Give your young person the opportunity to have your undivided attention as you listen intently to what he or she says to you. Don’t fear that you will give up ground as a parent by giving your teen a chance to express her needs and concerns, because if she doesn’t feel as though she have a voice, she will tune you out anyway. The most common complaint that teens express about conversations with parents is that they feel they are misunderstood or not heard. You must still exercise parental authority, but make sure your young person feels that he or she has been heard.
When talking to your teen, steer clear of mixed or vague messages. Clarity and consistency is key when you want your teenager to understand what you’re saying. In addition, help them to understand your perspective. The “because I said so” retort works in theory simply because you’re the parent and hence, the ultimate authority, and your kids know it. But it is not very effective with our savvy, 21st century, information-seeking pre-adults. In order for them to respect your point of view, they need to comprehend the message, even if they don’t agree with it.

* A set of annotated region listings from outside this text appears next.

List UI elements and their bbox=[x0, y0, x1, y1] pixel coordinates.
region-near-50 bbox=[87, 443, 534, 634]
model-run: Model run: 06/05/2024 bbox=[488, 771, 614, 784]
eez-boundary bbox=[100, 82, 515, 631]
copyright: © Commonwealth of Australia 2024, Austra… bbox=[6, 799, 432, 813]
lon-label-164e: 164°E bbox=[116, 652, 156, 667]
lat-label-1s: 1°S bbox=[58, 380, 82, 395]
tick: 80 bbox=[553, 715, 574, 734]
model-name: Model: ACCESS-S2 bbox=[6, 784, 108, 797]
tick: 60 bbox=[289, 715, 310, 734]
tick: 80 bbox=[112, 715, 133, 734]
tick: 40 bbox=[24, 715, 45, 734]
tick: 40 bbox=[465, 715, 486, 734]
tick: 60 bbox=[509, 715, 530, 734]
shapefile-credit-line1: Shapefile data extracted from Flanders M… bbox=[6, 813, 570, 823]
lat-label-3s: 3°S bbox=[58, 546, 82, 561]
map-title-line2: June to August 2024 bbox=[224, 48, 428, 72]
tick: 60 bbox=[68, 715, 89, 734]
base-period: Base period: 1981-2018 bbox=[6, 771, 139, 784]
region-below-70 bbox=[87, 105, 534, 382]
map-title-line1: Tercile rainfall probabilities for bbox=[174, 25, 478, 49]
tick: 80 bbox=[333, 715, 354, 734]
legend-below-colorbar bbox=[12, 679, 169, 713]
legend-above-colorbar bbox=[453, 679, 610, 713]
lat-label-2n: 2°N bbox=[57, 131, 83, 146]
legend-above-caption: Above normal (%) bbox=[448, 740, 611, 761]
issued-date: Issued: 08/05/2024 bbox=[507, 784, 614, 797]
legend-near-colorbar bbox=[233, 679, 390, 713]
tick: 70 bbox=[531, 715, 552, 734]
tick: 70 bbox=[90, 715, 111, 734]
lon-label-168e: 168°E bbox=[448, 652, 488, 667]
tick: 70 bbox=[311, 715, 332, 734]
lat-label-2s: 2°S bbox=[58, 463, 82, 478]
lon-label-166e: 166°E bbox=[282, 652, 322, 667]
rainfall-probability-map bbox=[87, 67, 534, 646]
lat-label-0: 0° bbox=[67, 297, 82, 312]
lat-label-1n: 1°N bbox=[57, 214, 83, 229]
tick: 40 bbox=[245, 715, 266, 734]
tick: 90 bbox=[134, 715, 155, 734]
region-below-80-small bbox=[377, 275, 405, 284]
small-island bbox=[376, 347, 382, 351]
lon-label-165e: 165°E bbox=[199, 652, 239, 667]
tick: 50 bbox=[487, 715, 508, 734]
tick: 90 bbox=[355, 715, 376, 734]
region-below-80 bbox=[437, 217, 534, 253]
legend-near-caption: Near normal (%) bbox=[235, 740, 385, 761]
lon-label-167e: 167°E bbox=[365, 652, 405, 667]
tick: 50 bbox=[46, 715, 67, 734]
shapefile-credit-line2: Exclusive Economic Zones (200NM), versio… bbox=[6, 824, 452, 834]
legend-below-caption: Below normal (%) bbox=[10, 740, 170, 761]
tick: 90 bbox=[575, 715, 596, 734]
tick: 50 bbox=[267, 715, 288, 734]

A teenager’s reasoning or point of view may sound ludicrous to you. It always helps to rephrase and clarify what you believe he or she may be saying to be sure you have accurately deciphered the essence of the message. Try to repeat it in your own words to verify that you understand what he or she is saying. You may be met with a “you just don’t get it,” or the standard, “whatever,” but don’t get frustrated, and keep at it. State that your purpose is to build understanding and to be supportive, not to accuse or punish. Use that non-threatening “I” statement freely: “I don’t understand what you’re telling me, can you re-phrase it?” or, “I am concerned about what might happen.” These statements convey a personal and valid interest and are more effective than saying, “you always make the same mistakes!”
In addition to avoiding those offensive “you” messages, parents should also weave away from demanding a discussion when a teen is clearly not interested in talking. If your teen doesn’t want to engage in conversation, back off for a while. This strategy can help to disarm them while allowing them the time to rethink their views or behaviors. Try again in a few hours or days if needed, and you may find a better opportunity for meaningful dialogue. Definitely don’t surrender the discussion, especially if it involves a significant matter. Timing is everything when it comes to connecting with a teenager.

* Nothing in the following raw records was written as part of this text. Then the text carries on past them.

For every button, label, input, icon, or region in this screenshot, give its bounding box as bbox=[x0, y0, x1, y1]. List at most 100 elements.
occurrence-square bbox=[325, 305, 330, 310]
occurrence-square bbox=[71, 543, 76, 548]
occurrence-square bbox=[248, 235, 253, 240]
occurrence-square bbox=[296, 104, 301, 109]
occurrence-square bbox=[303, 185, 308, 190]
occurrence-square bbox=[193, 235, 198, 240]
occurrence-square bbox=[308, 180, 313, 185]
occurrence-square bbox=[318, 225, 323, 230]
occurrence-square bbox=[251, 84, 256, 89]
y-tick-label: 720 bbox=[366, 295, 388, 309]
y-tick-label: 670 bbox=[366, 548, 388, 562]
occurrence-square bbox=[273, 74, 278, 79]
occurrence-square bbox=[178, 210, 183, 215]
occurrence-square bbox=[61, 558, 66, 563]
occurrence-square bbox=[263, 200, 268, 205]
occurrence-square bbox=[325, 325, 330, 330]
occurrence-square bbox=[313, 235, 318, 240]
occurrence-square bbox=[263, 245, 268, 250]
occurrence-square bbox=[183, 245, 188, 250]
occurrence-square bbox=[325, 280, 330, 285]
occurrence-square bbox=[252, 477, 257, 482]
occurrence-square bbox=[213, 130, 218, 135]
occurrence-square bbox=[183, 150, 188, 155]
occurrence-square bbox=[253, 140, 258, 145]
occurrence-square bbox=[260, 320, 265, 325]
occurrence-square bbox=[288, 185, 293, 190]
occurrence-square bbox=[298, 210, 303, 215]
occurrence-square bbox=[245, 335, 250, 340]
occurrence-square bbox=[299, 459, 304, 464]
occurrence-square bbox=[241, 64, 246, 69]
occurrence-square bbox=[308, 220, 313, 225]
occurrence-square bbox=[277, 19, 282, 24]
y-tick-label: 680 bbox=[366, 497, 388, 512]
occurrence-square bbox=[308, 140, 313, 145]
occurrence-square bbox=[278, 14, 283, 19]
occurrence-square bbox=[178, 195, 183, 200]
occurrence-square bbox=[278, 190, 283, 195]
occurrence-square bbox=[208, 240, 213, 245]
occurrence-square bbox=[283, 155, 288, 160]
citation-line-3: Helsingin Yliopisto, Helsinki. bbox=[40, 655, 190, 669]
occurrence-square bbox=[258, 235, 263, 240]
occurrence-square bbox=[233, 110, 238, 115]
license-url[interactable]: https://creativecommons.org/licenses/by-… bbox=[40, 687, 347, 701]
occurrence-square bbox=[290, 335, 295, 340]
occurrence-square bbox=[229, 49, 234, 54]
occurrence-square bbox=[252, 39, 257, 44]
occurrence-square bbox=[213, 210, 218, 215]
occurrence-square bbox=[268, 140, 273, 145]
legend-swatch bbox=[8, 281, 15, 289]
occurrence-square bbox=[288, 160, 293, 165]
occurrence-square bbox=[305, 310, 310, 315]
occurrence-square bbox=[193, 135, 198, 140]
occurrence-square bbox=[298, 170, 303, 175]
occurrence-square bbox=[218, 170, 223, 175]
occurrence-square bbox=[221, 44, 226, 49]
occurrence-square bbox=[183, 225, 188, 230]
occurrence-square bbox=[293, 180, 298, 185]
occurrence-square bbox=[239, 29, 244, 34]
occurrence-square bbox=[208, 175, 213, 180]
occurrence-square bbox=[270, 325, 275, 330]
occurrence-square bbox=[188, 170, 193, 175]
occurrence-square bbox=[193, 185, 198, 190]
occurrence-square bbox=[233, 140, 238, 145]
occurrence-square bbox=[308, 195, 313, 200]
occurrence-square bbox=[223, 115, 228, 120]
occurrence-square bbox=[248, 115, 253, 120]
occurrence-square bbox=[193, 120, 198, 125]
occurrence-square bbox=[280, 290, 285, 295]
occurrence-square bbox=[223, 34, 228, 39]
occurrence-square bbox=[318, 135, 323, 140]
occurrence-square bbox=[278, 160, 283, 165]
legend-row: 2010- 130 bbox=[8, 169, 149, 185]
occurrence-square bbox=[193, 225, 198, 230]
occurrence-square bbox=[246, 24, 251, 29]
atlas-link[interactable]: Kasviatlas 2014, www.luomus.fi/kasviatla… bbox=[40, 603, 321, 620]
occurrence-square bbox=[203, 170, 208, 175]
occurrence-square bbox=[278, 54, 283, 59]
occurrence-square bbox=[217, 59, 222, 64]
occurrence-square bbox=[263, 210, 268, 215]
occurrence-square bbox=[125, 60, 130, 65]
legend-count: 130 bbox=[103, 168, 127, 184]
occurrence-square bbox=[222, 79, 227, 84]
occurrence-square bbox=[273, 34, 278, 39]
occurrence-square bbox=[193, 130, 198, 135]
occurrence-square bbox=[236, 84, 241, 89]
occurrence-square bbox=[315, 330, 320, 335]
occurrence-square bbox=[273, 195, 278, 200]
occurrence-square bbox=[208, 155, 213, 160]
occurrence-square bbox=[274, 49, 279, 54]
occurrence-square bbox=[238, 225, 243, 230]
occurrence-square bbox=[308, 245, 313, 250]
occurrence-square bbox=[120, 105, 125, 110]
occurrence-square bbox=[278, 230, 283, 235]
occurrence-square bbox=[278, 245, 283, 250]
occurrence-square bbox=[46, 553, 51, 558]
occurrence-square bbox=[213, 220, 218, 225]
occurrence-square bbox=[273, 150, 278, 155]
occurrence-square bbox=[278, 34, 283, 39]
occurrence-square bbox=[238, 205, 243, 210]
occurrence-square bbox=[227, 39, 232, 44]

And speaking of time, just because your child is now a semi-adult, doesn’t mean you shouldn’t share those nostalgic “mommy and me” moments. Do things together as a family since those are the special times that can lead to great conversations. You want your teen to feel as though he or she is worthy of your time and that you are actually still enjoyable to hang out with!

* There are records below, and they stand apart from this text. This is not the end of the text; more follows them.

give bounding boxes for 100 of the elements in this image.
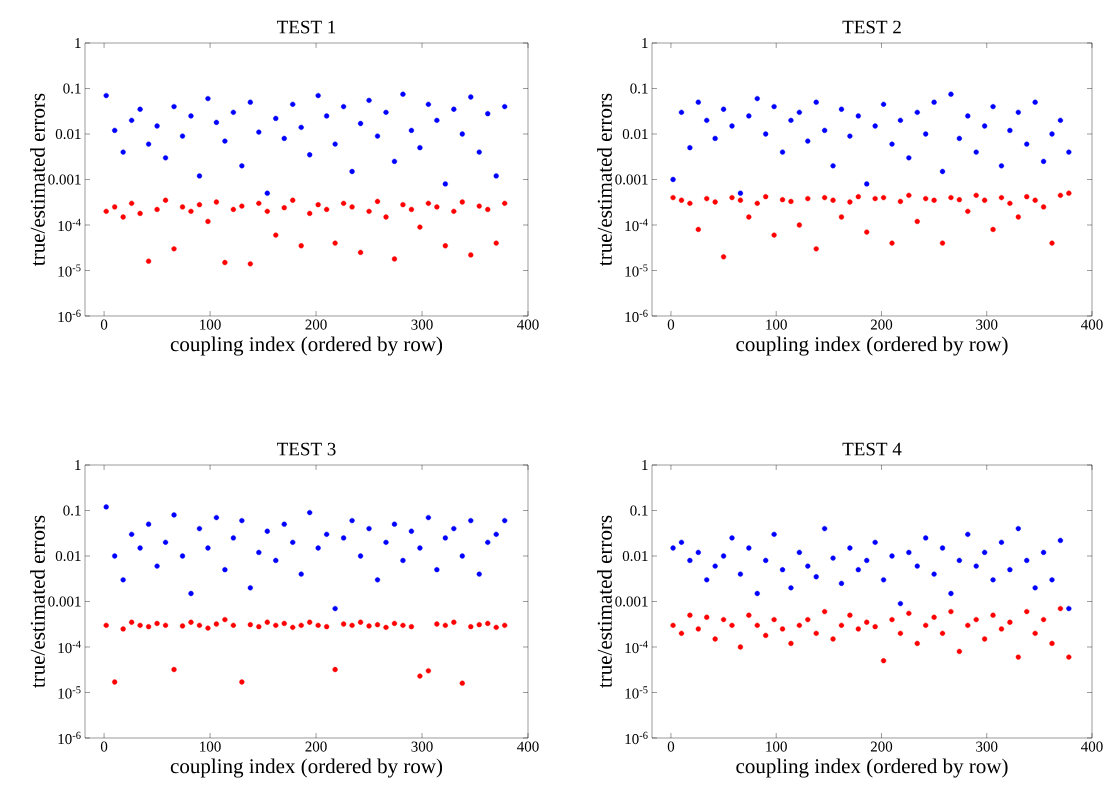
point bbox=[425, 200, 431, 206]
point bbox=[897, 600, 904, 607]
point bbox=[391, 521, 398, 527]
point bbox=[434, 117, 440, 123]
point bbox=[805, 563, 811, 569]
point bbox=[112, 127, 118, 133]
point bbox=[349, 204, 355, 210]
point bbox=[230, 535, 236, 541]
y-tick-label: 10$^{-4}$ bbox=[625, 640, 648, 654]
y-tick-label: 0.01 bbox=[622, 128, 648, 140]
point bbox=[670, 622, 676, 628]
point bbox=[222, 259, 228, 266]
point bbox=[712, 563, 718, 569]
point bbox=[897, 198, 904, 205]
point bbox=[129, 200, 135, 206]
point bbox=[290, 197, 296, 203]
point bbox=[112, 204, 118, 210]
point bbox=[965, 531, 971, 537]
x-axis-title: coupling index (ordered by row) bbox=[736, 758, 1008, 778]
x-tick-label: 400 bbox=[1081, 319, 1103, 330]
point bbox=[298, 622, 304, 628]
point bbox=[213, 199, 220, 205]
point bbox=[502, 104, 508, 110]
point bbox=[670, 176, 676, 183]
point bbox=[1024, 194, 1030, 200]
y-axis-title: true/estimated errors bbox=[597, 515, 612, 688]
point bbox=[290, 539, 296, 545]
point bbox=[1007, 127, 1013, 133]
point bbox=[1049, 131, 1055, 137]
point bbox=[341, 200, 347, 206]
point bbox=[1057, 537, 1064, 544]
point bbox=[729, 195, 735, 201]
point bbox=[307, 152, 313, 158]
point bbox=[264, 528, 270, 534]
point bbox=[763, 632, 769, 638]
point bbox=[830, 555, 836, 561]
point bbox=[998, 195, 1005, 201]
point bbox=[763, 194, 769, 200]
point bbox=[729, 622, 735, 628]
point bbox=[468, 624, 474, 630]
x-tick-label: 200 bbox=[870, 319, 893, 330]
point bbox=[391, 158, 398, 164]
y-axis-title: true/estimated errors bbox=[30, 93, 45, 266]
point bbox=[982, 123, 988, 129]
point bbox=[788, 198, 794, 205]
y-tick-label: 0.01 bbox=[55, 550, 81, 562]
point bbox=[973, 563, 979, 569]
chart-title: TEST 2 bbox=[842, 20, 901, 34]
point bbox=[1066, 654, 1072, 660]
point bbox=[897, 117, 904, 123]
point bbox=[264, 190, 270, 196]
point bbox=[1032, 197, 1038, 203]
point bbox=[956, 135, 962, 142]
point bbox=[315, 545, 321, 551]
point bbox=[687, 200, 693, 206]
point bbox=[307, 509, 313, 516]
point bbox=[154, 563, 160, 569]
point bbox=[695, 226, 701, 233]
point bbox=[493, 531, 499, 537]
point bbox=[746, 612, 752, 618]
point bbox=[965, 622, 971, 628]
point bbox=[502, 517, 508, 524]
point bbox=[281, 521, 287, 527]
point bbox=[476, 571, 482, 577]
point bbox=[712, 636, 718, 642]
point bbox=[400, 202, 406, 208]
x-tick-label: 100 bbox=[766, 319, 787, 330]
point bbox=[493, 240, 499, 246]
point bbox=[281, 205, 287, 211]
point bbox=[838, 106, 845, 112]
point bbox=[998, 163, 1005, 169]
point bbox=[914, 640, 920, 646]
point bbox=[729, 123, 735, 129]
point bbox=[264, 208, 270, 214]
point bbox=[779, 197, 786, 203]
point bbox=[965, 113, 971, 119]
point bbox=[162, 539, 169, 545]
point bbox=[838, 622, 845, 628]
point bbox=[720, 617, 727, 623]
point bbox=[256, 129, 262, 135]
point bbox=[137, 210, 143, 216]
point bbox=[923, 535, 929, 541]
point bbox=[906, 155, 912, 161]
point bbox=[120, 577, 126, 583]
point bbox=[889, 617, 895, 623]
point bbox=[154, 206, 160, 213]
point bbox=[374, 198, 381, 205]
point bbox=[391, 256, 398, 262]
point bbox=[939, 240, 946, 246]
x-tick-label: 0 bbox=[667, 741, 675, 752]
point bbox=[897, 630, 904, 636]
point bbox=[813, 630, 819, 636]
point bbox=[1015, 109, 1021, 115]
point bbox=[813, 246, 819, 252]
point bbox=[120, 626, 126, 632]
point bbox=[788, 117, 794, 123]
point bbox=[408, 127, 415, 133]
point bbox=[366, 97, 372, 103]
point bbox=[864, 229, 870, 235]
point bbox=[247, 261, 253, 267]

Relish the years spent with your teen … you only have a few left before they flee the nest to make it on their own. These years can be bittersweet — challenging, yet gratifying. Make the most of the time spent together and be sure that much of it is allotted to respectful conversation. And, if you forget all the preceding advice, hold on to this: tell your teen how loved and valued he or she is each day. Because unless they grasp that message, they won’t hear anything else.